Pour cette raison, le gène possédant une dépendance au calcium pourrait servir d’alerte, pour une séquence beaucoup plus longue contrôlant la production d’antibiotiques. Ayant identifié une séquence contenant le gène ayant la dépendance au calcium, les chercheurs l’ont alors cloné et injecté dans des microbes cultivables. Puis, assez rapidement, ces microbes ont commencé à fabriquer des malacidines.

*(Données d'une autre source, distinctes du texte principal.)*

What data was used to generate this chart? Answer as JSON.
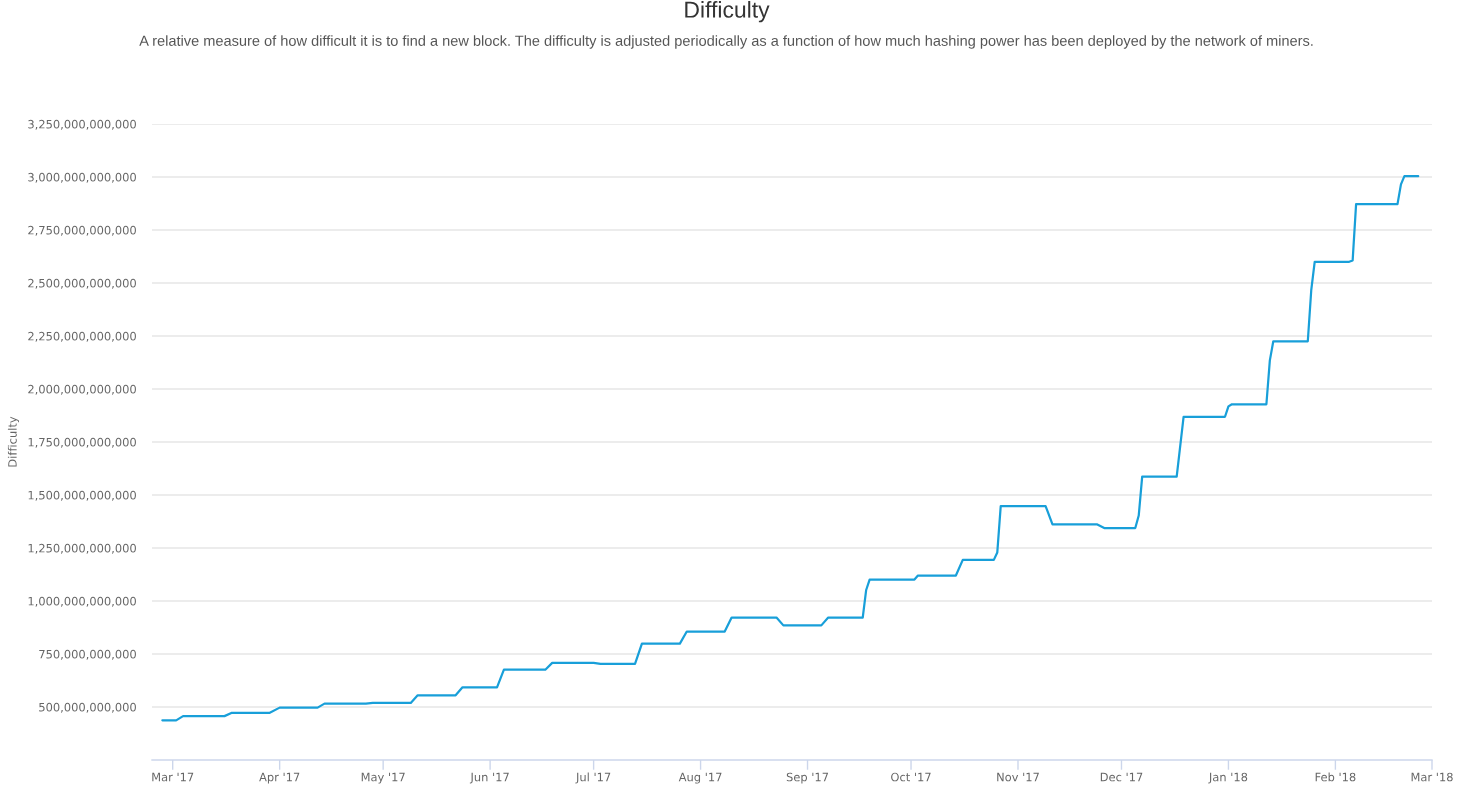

Lorsqu’elle est appliquée à des coupures dans la peau de rats infectés par SARM, la molécule précédemment inconnue, a stérilisé avec succès les plaies. La bactérie n’a montré aucun signe de résistance, même après trois semaines d’exposition.
Selon Brady, les malacidines agissent en interférant avec le processus que les bactéries utilisent pour construire leurs parois cellulaires. Les cellules humaines quant à elles dépendent d’un processus différent, donc l’antibiotique n’est pas toxique pour les humains. Lui et ses collègues ne savent pas de quelle espèce proviennent ces molécules, mais ils n’en ont pas besoin – ils possèdent déjà le plan génétique pour la construire. « Maintenant, il faut le faire à grande échelle », a-t-il déclaré.
Il y a deux ans, Brady a fondé une entreprise appelée Lodo Therapeutics, qui vise à accélérer le processus de découverte et à produire de nouveaux médicaments pouvant être utilisés pour traiter les maladies. Mais Il n’est pas le seul scientifique à avoir eu cette idée : des chercheurs du monde entier utilisent la métagénomique pour rechercher de nouveaux antibiotiques dans l’eau de l’océan et dans les viscères des insectes. Pendant ce temps, la même technique a été appliquée aux eaux usées urbaines et aux lacs pollués, pour révéler l’étendue de la résistance aux antibiotiques.